Paper
Sunday, November 4, 2007
335
A Mid-Range Theory of Genetic Vulnerability: Hereditary Breast and Ovarian Cancer
Rebekah Hamilton, PhD, RN, Health Promotion and Development, University of Pittsburgh, Pittsburgh, PA, USA
| Learning Objective #1: Identify key psychosocial elements of knowing about a genetic risk for an adult onset disease. |
| Learning Objective #2: Describe how the mid-range theory of genetic vulnerability was developed. |
Purpose: Describe development of a mid-range theory of genetic vulnerability. This grounded theory was developed from a longitudinal study of individuals identified with a mutation that significantly increases their risk of developing breast and/or ovarian cancer.
Background: Presymptomatic genetic testing has been available for two decades. However, there are few longitudinal studies aimed at increasing our understanding of how individuals live with this knowledge. Individuals at risk hereditary breast and ovarian cancer (HBOC) were re-interviewed at approximately 2.5-3 years from the time of the initial interview.
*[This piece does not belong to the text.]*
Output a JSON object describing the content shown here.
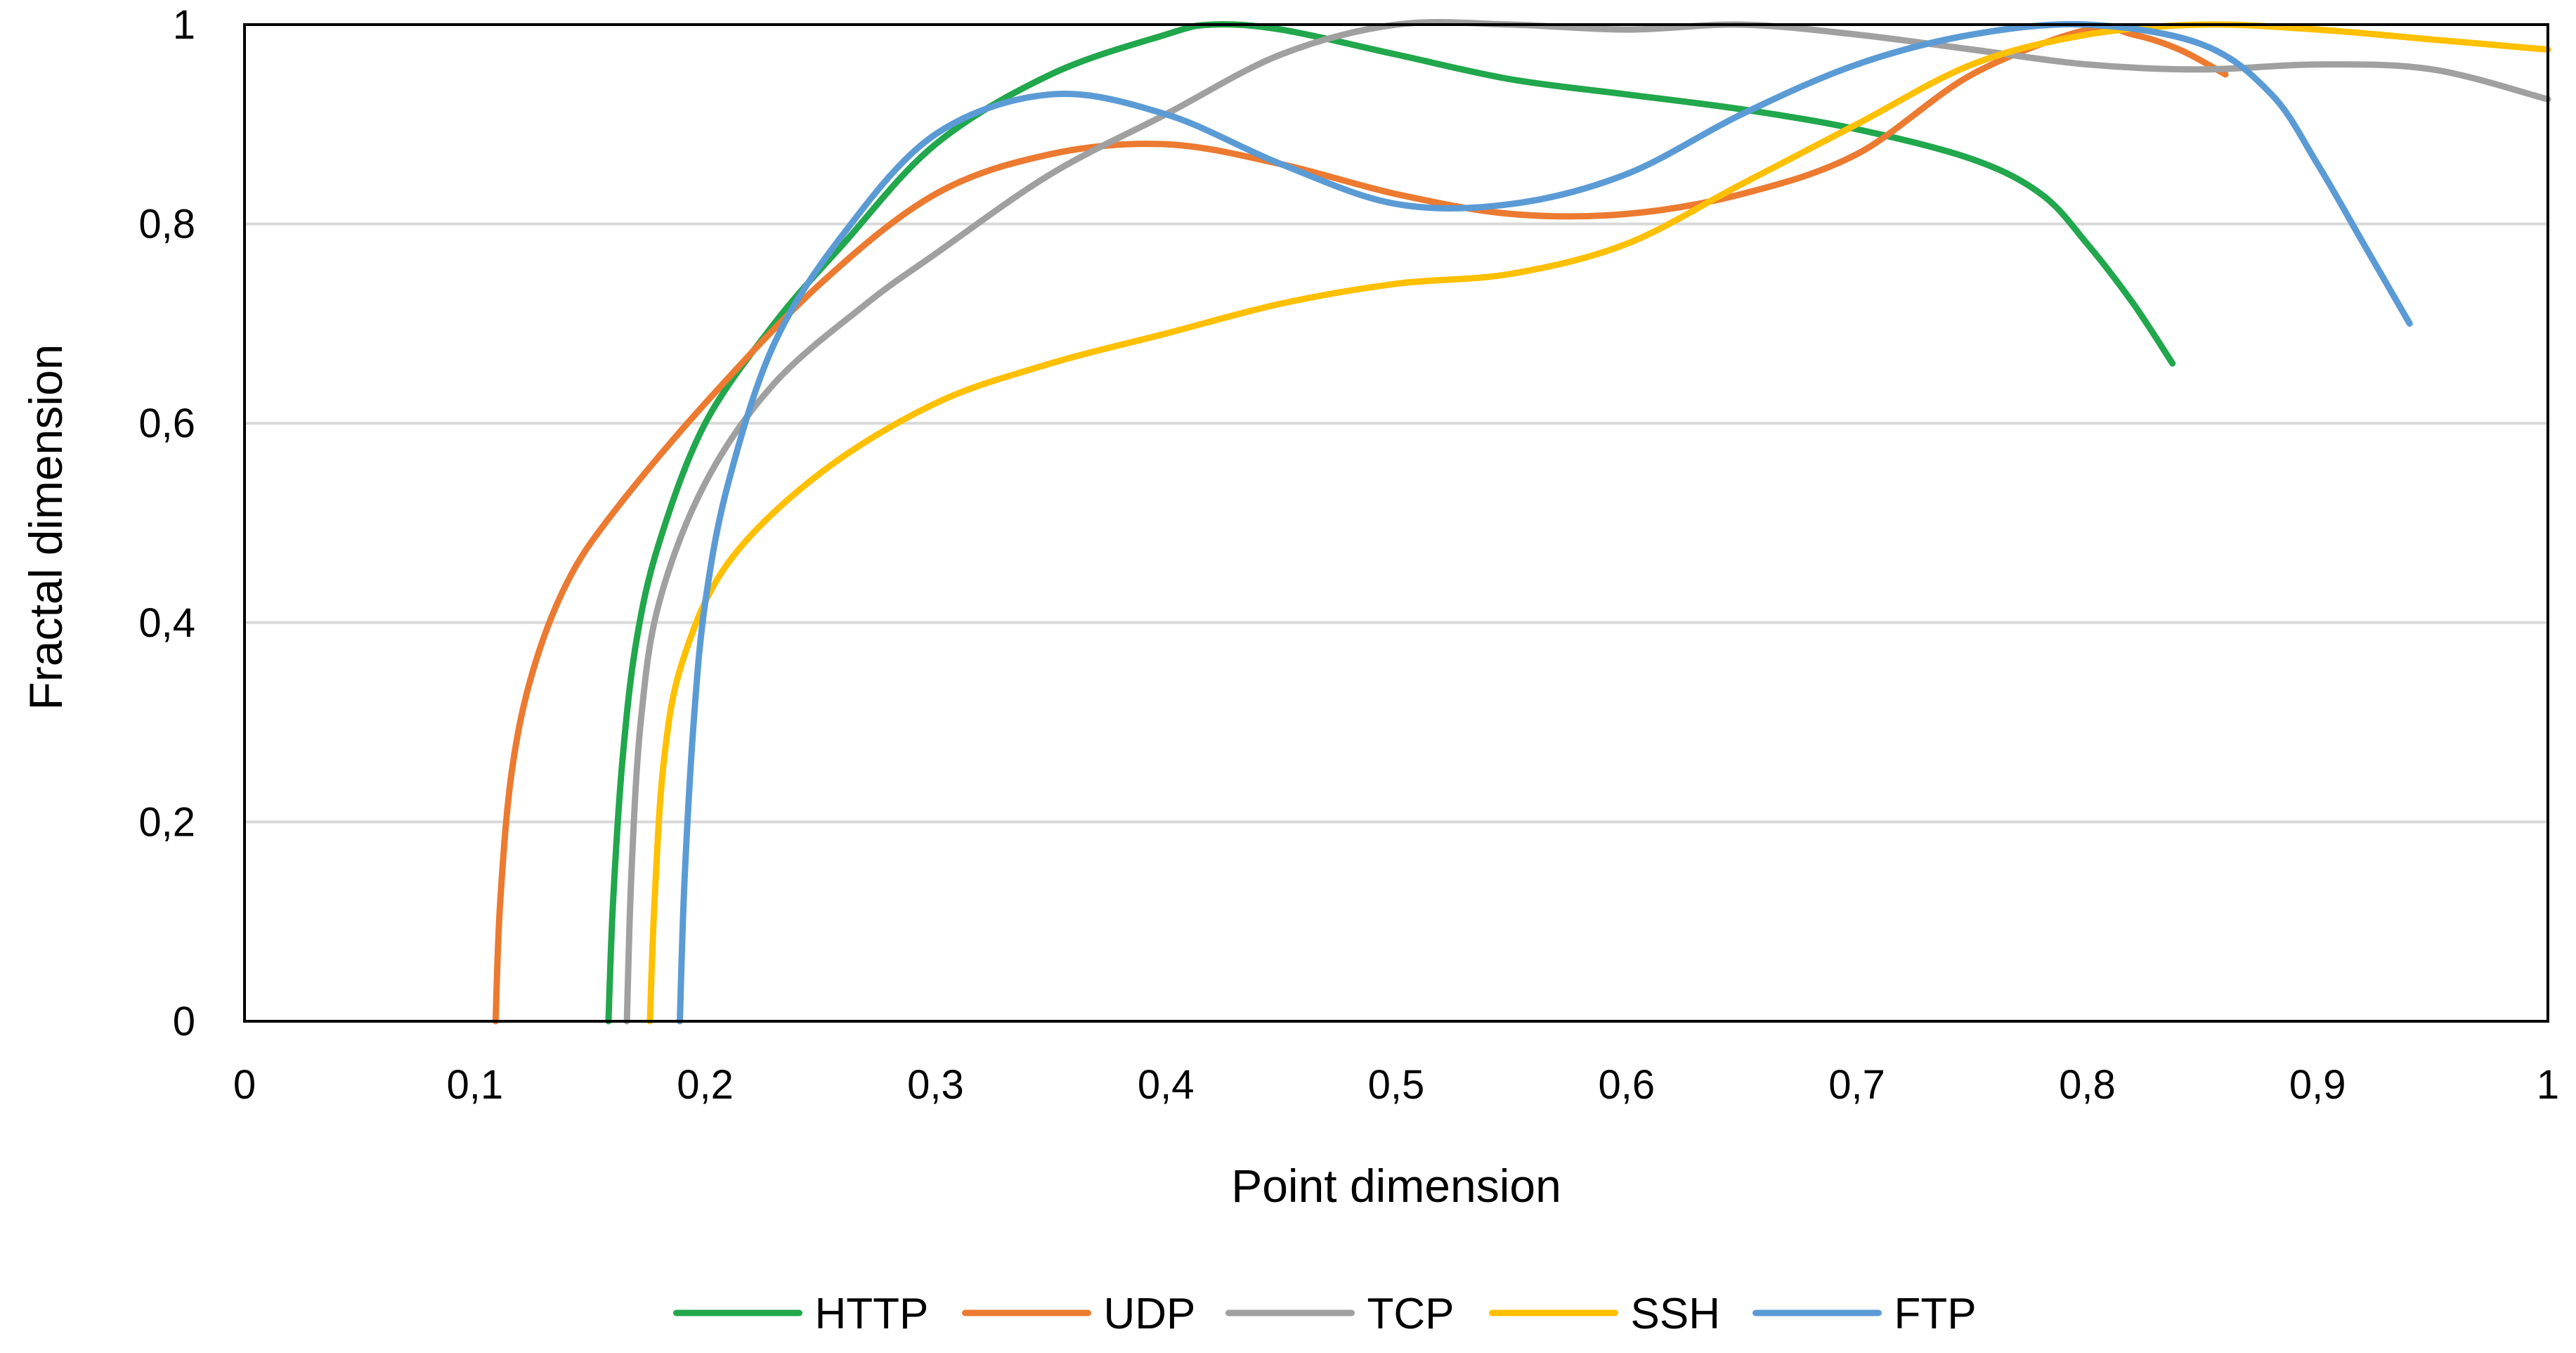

Questions about their health, health care choices, consequences of choices previously made and family interaction were asked.
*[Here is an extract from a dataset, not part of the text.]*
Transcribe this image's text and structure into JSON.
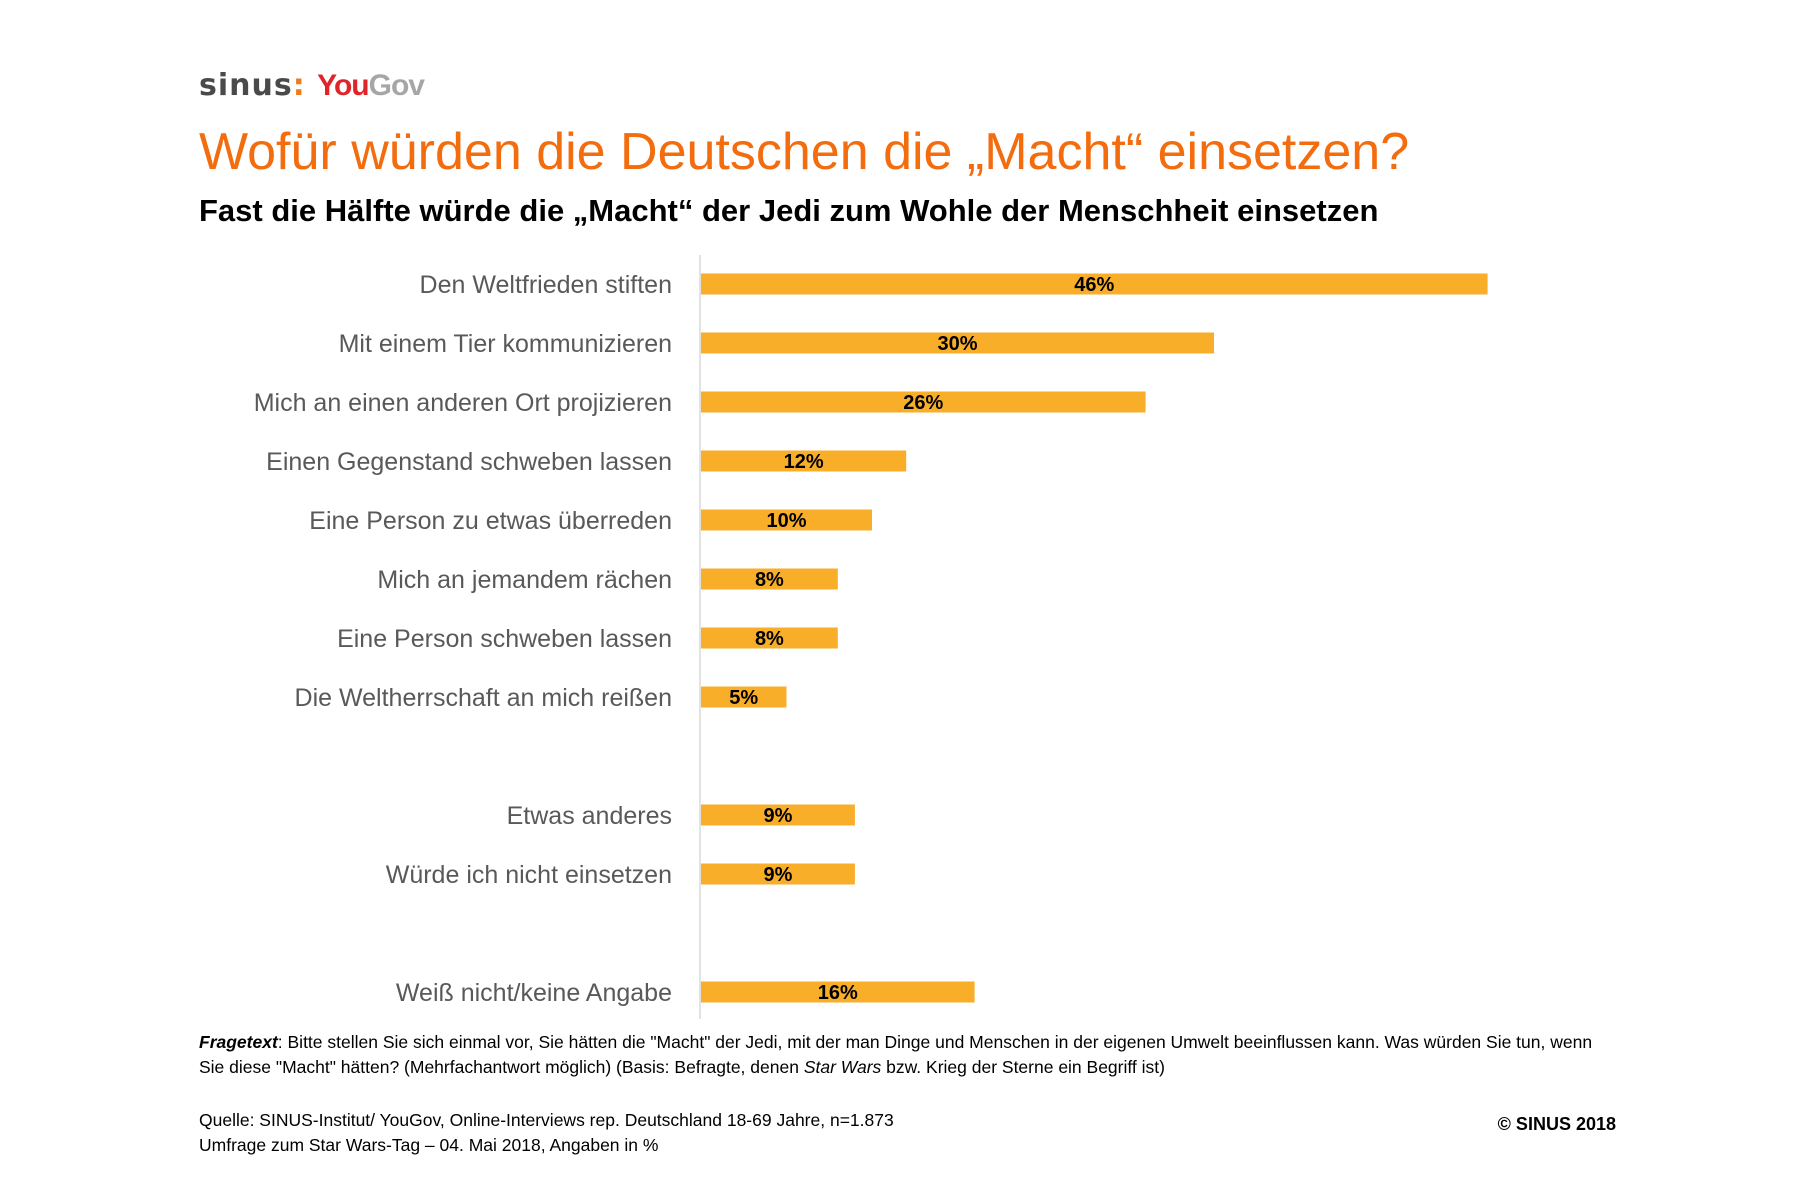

Methods: This longitudinal study used grounded theory to plan, guide and analyze in-depth interviews with 21 individuals representing a 72% return participation after approximately 2.5-3 year interval. The final sample in this phase of the study included 14 participants who were at risk for HBOC and seven who were at risk for Huntington disease which provided a comparison group.
Results: The mid-range grounded theory developed is called: “The theory of genetic vulnerability” and is composed of five concepts: (a) Experiencing the family disease, (b) Testing for a mutation, (c) Foregrounding inherited disease risk, (d) Responding to knowledge of genetic vulnerability and (e) Altering or avoiding the family experience of inherited disease.
Conclusions and Implications: Presymptomatic genetic testing provides information that can be used to make health behavior decisions. Longitudinal grounded theory studies of this population increase our understanding of the complexities that arise for individuals and their families with genetic testing. On-going development of this theory will be discussed in relation to interviews conducted with a larger sample of young women with BRCA mutations. Theory development and use in relation to other adult onset genetic diseases such as hereditary non-polyposis colon cancer and hemochromatosis will be presented.